I was able to get a several
thousand fold performance improvement
over AFL code alone.
My goal
was to reduce the 25 seconds AFL code alone uses for a single
portfolio
level back test to less than 1 second, allowing multi day
optimization and
walkforward runs to complete in a more reasonable
time, and also just to
see how fast I could get it to run.
The backtest runs over 1 year of 5
minute bars for about 1000
symbols. 1 year of data normally takes 25
seconds for AmiBroker
alone, or 18 seconds for 6 months of data. A typical
optimization
run takes hundreds of these passes per walk forward step,
taking
hours.
Using the Nvidia CUDA API, running on my mid range
video card. It
was much faster. Much, much, much faster. How
fast?
It reduced the run time from 25s to... 4.4ms. That is more than
200/s!
I didnt believe the timing when I saw it at first. So, I
put 1,000
runs in a loop and sure enough, it ran 1,000 iterations in about
4
1/2 seconds. This far exceeded my gaol or expectations.
The
resulting trade list matches that obtained by the AFL version of
this
code.
I estimate that it is processing 32GB of bar
data/sec.
Getting this to work at peak performance was tricky.

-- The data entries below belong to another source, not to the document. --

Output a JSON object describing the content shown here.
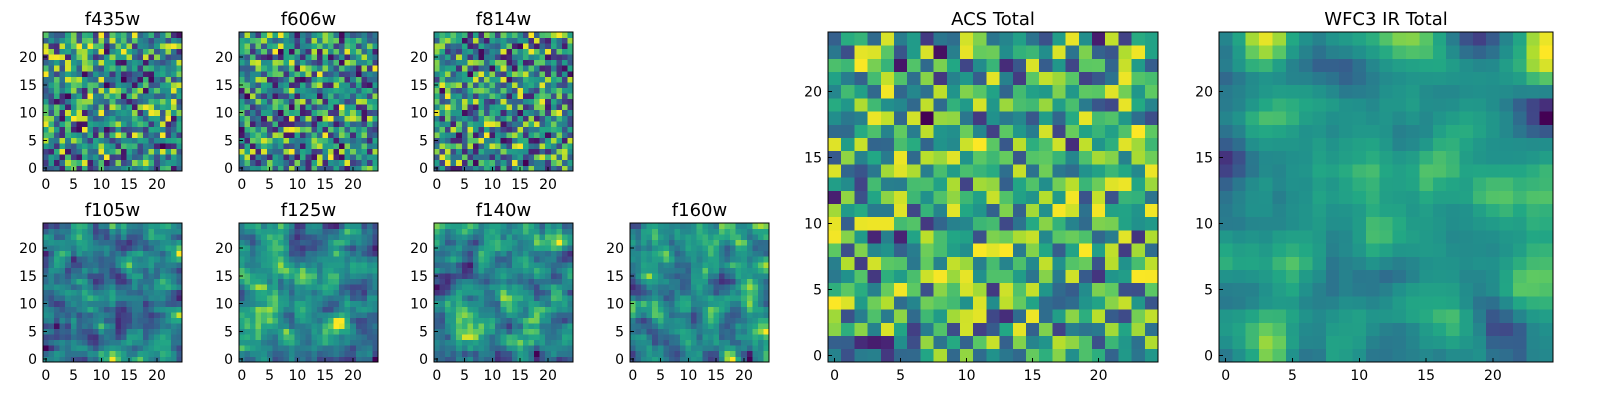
{
  "chart_data": [
    {
      "type": "heatmap",
      "title": "f435w",
      "grid_size": 25,
      "xticks": [
        0,
        5,
        10,
        15,
        20
      ],
      "yticks": [
        0,
        5,
        10,
        15,
        20
      ],
      "xlim": [
        -0.5,
        24.5
      ],
      "ylim": [
        -0.5,
        24.5
      ],
      "colormap": "viridis",
      "seed": 11,
      "smoothing": 0,
      "gamma": 0.75
    },
    {
      "type": "heatmap",
      "title": "f606w",
      "grid_size": 25,
      "xticks": [
        0,
        5,
        10,
        15,
        20
      ],
      "yticks": [
        0,
        5,
        10,
        15,
        20
      ],
      "xlim": [
        -0.5,
        24.5
      ],
      "ylim": [
        -0.5,
        24.5
      ],
      "colormap": "viridis",
      "seed": 23,
      "smoothing": 0,
      "gamma": 0.75
    },
    {
      "type": "heatmap",
      "title": "f814w",
      "grid_size": 25,
      "xticks": [
        0,
        5,
        10,
        15,
        20
      ],
      "yticks": [
        0,
        5,
        10,
        15,
        20
      ],
      "xlim": [
        -0.5,
        24.5
      ],
      "ylim": [
        -0.5,
        24.5
      ],
      "colormap": "viridis",
      "seed": 37,
      "smoothing": 0,
      "gamma": 0.75
    },
    {
      "type": "heatmap",
      "title": "f105w",
      "grid_size": 25,
      "xticks": [
        0,
        5,
        10,
        15,
        20
      ],
      "yticks": [
        0,
        5,
        10,
        15,
        20
      ],
      "xlim": [
        -0.5,
        24.5
      ],
      "ylim": [
        -0.5,
        24.5
      ],
      "colormap": "viridis",
      "seed": 41,
      "smoothing": 1,
      "gamma": 0.8
    },
    {
      "type": "heatmap",
      "title": "f125w",
      "grid_size": 25,
      "xticks": [
        0,
        5,
        10,
        15,
        20
      ],
      "yticks": [
        0,
        5,
        10,
        15,
        20
      ],
      "xlim": [
        -0.5,
        24.5
      ],
      "ylim": [
        -0.5,
        24.5
      ],
      "colormap": "viridis",
      "seed": 53,
      "smoothing": 1,
      "gamma": 0.8
    },
    {
      "type": "heatmap",
      "title": "f140w",
      "grid_size": 25,
      "xticks": [
        0,
        5,
        10,
        15,
        20
      ],
      "yticks": [
        0,
        5,
        10,
        15,
        20
      ],
      "xlim": [
        -0.5,
        24.5
      ],
      "ylim": [
        -0.5,
        24.5
      ],
      "colormap": "viridis",
      "seed": 67,
      "smoothing": 1,
      "gamma": 0.8
    },
    {
      "type": "heatmap",
      "title": "f160w",
      "grid_size": 25,
      "xticks": [
        0,
        5,
        10,
        15,
        20
      ],
      "yticks": [
        0,
        5,
        10,
        15,
        20
      ],
      "xlim": [
        -0.5,
        24.5
      ],
      "ylim": [
        -0.5,
        24.5
      ],
      "colormap": "viridis",
      "seed": 79,
      "smoothing": 1,
      "gamma": 0.8
    },
    {
      "type": "heatmap",
      "title": "ACS Total",
      "grid_size": 25,
      "xticks": [
        0,
        5,
        10,
        15,
        20
      ],
      "yticks": [
        0,
        5,
        10,
        15,
        20
      ],
      "xlim": [
        -0.5,
        24.5
      ],
      "ylim": [
        -0.5,
        24.5
      ],
      "colormap": "viridis",
      "seed": 97,
      "smoothing": 0,
      "gamma": 0.45
    },
    {
      "type": "heatmap",
      "title": "WFC3 IR Total",
      "grid_size": 25,
      "xticks": [
        0,
        5,
        10,
        15,
        20
      ],
      "yticks": [
        0,
        5,
        10,
        15,
        20
      ],
      "xlim": [
        -0.5,
        24.5
      ],
      "ylim": [
        -0.5,
        24.5
      ],
      "colormap": "viridis",
      "seed": 113,
      "smoothing": 2,
      "gamma": 0.55
    }
  ]
}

Most of
what I
have learned about code optimization does not apply.
It
uses AmiBroker to load the symbol data and perform calculations
that do
not depend on the optimization parameters. Once loaded into
video memory,
repeated passes can be made with different parameters,
avoiding any
overhead.
For non backtest/optimization runs, the code just
evaluates one
symbol and passes the data back to AmiBroker
buy/sell/short/cover
arrays, making it easy to test, validate and
visualize the trades.
There is very little performance gain in this case.

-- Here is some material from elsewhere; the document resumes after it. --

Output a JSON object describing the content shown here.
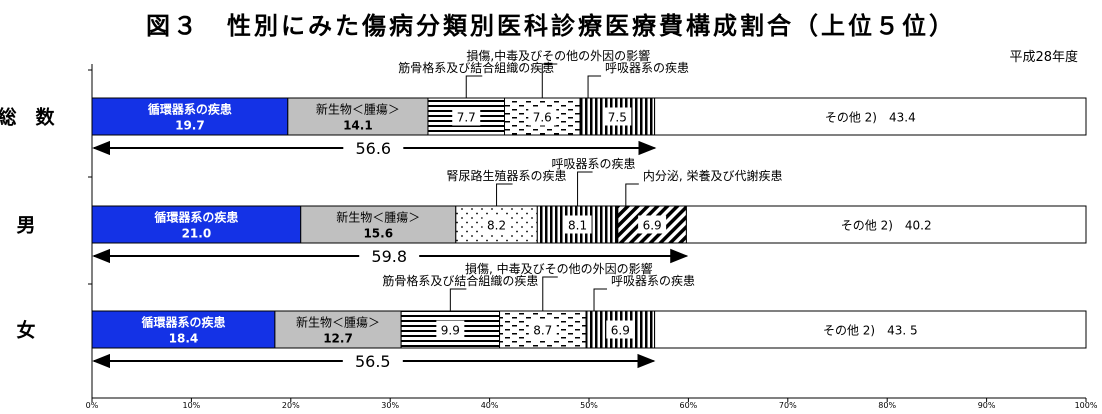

There are problems, however. To run optimizations at peak speed, I
can not use AmiBroker to calculate the optimization goal function.
So,
I am in the process of writing code to match signals and
calculate the
portfolio fitness function. Once I do this, I will be
able to perform full
optimizations and walk forwards at 3 orders of
magnitude faster than is
possible with AmiBroker alone.
Also, this is not general purpose code.
Changing the system code
means changing a dll written in C. However, there
is no reason that
this could not be made more general.
I have made
some prototypes of "Cuda" versions of basic AFL
functions. The idea is to
queue the function calls into a definition
executed by a micro kernel
running on the graphics cores. The result
would be the ability to use the
full power of the graphics cores by
modifying AFL code to use Cuda aware
versions with no changes to C
code. It would be an interesting, but big
project.